Samuel Rutherford “sat with the drafting committee which bore primary responsibility for the text of the Westminster Confession.” He tells us “For our divines strongly argue from the moral equity, and the law of nature…”
The author concludes:
Classical Reformed writers isolate in the judicial laws those moral directions which are held in common with natural law and the moral law teaching of Scripture as a whole, in distinction from what is peculiar to the judicial laws and hence does not rise above temporary obligation. The classical Reformed tradition has sought corroboration from other sources for the content of general equity, before accounting a provision of the Mosaic judicial law to be of perpetual obligation. Often the initial point of reference for Puritan writers was natural law, and this is reflected in the Confession’s references to the light of nature, and to the law given to man at creation.

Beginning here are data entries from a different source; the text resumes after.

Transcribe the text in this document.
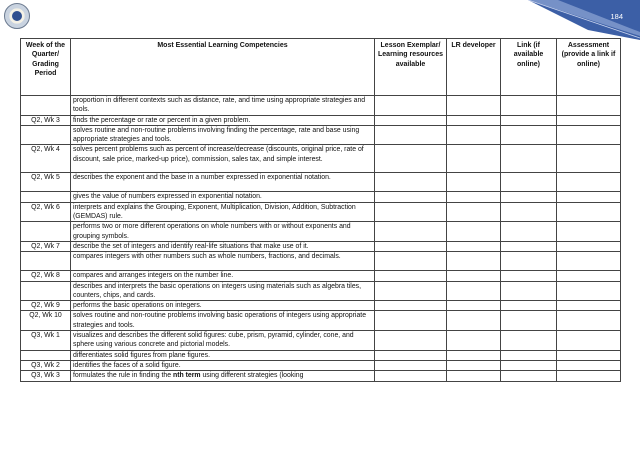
184
Week of the Quarter/ Grading Period	Most Essential Learning Competencies	Lesson Exemplar/ Learning resources available	LR developer	Link (if available online)	Assessment (provide a link if online)
	proportion in different contexts such as distance, rate, and time using appropriate strategies and tools.				
Q2, Wk 3	finds the percentage or rate or percent in a given problem.				
	solves routine and non-routine problems involving finding the percentage, rate and base using appropriate strategies and tools.				
Q2, Wk 4	solves percent problems such as percent of increase/decrease (discounts, original price, rate of discount, sale price, marked-up price), commission, sales tax, and simple interest.				
Q2, Wk 5	describes the exponent and the base in a number expressed in exponential notation.				
	gives the value of numbers expressed in exponential notation.				
Q2, Wk 6	interprets and explains the Grouping, Exponent, Multiplication, Division, Addition, Subtraction (GEMDAS) rule.				
	performs two or more different operations on whole numbers with or without exponents and grouping symbols.				
Q2, Wk 7	describe the set of integers and identify real-life situations that make use of it.				
	compares integers with other numbers such as whole numbers, fractions, and decimals.				
Q2, Wk 8	compares and arranges integers on the number line.				
	describes and interprets the basic operations on integers using materials such as algebra tiles, counters, chips, and cards.				
Q2, Wk 9	performs the basic operations on integers.				
Q2, Wk 10	solves routine and non-routine problems involving basic operations of integers using appropriate strategies and tools.				
Q3, Wk 1	visualizes and describes the different solid figures: cube, prism, pyramid, cylinder, cone, and sphere using various concrete and pictorial models.				
	differentiates solid figures from plane figures.				
Q3, Wk 2	identifies the faces of a solid figure.				
Q3, Wk 3	formulates the rule in finding the nth term using different strategies (looking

Meanwhile in another web essay, Peter Wallace comments on Turretin, who
claims that Roman law may often be preferred to Mosaic law because much of Roman law is “derived from natural and common right…[and] can be more suitable to places, times and persons.” In other words, Turretin’s concern is for the equity of the law (which may be found in various law codes), since the particular statutes are no longer binding.
All of which is to say that attempts to portray natural law reasoning as unconfessional or to imply that anything but VanTillian apologetics is mandatory for the Reformed isn’t going to get much help from the Westminster Confession.